Parsing: The Quantum Chipset houses the delicate Qubit Lattice assembly for calculation.
   [Extracted]: Quantum Chipset | CONTAINS | Qubit Lattice
   [Action]: Added Edge (Quantum Chipset) -> (Qubit Lattice)
...


In [None]:
# --- Step 6: The Solution (Reverse Path Traversal) ---

print("\n--- REVERSE LINEAGE TRACING ---")
print(f"Query: \"{query}\"")

# 1. Identify Target Node
target_node = "Qubit Lattice"
print(f"Target Node: '{target_node}'")

def get_full_lineage(node_name):
    if node_name not in kg:
        return "Node not found."
    
    print(f"\nTracing Ancestors (Bottom-Up)...")
    
    # NetworkX Ancestors gives all parents, grandparents, etc.
    # But to get the ORDER, we can use shortest_path from Root to Leaf
    # First, find the root (nodes with in_degree 0)
    roots = [n for n, d in kg.in_degree() if d == 0]
    
    for root in roots:
        try:
            path = nx.shortest_path(kg, source=root, target=node_name)
            print(f"  Found Path: {path}")
            
            # Format into natural language
            hierarchy_str = " -> ".join(path)
            
            # Or construct a nice sentence
            narrative = f"The {path[-1]} is part of the {path[-2]}, which is part of the {path[-3]}, which is part of the {path[-4]}."
            return narrative
        except nx.NetworkXNoPath:
            continue
            
    return "No hierarchy path found."

final_answer = get_full_lineage(target_node)

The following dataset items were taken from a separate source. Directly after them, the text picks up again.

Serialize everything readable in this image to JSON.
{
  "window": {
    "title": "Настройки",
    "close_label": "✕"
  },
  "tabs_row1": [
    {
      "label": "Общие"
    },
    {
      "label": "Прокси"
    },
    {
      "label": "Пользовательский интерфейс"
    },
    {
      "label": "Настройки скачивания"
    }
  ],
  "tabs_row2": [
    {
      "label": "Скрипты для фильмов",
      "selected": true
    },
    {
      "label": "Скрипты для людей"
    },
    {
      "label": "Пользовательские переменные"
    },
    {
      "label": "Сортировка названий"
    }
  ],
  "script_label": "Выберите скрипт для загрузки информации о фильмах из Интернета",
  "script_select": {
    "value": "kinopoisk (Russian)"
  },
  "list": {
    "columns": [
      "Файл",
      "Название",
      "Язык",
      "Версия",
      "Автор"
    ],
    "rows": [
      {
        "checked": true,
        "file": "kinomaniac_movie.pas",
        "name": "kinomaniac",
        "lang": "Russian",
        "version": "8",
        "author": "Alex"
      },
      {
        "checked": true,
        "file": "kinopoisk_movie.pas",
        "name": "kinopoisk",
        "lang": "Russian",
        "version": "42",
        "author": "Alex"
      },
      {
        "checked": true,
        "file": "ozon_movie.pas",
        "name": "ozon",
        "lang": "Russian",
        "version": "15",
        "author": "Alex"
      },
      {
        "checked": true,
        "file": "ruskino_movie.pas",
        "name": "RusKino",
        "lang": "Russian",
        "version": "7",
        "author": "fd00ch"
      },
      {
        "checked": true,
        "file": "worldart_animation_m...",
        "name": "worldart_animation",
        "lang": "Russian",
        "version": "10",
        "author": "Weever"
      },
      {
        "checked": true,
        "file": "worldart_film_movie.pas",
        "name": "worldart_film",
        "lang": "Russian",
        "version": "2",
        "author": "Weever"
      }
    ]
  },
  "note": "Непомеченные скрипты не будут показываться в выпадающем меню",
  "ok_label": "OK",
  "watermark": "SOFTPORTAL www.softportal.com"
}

print(f"\nFinal Answer (Full Context):\n{final_answer}")


--- REVERSE LINEAGE TRACING ---
Query: "Trace the full system hierarchy for the Qubit Lattice."
Target Node: 'Qubit Lattice'

Tracing Ancestors (Bottom-Up)...
  Found Path: ['Zeus-X Supercomputer', 'Core Processing Unit', 'Quantum Chipset', 'Qubit Lattice']

Final Answer (Full Context):
The Qubit Lattice is part of the Quantum Chipset, which is part of the Core Processing Unit, which is part of the Zeus-X Supercomputer.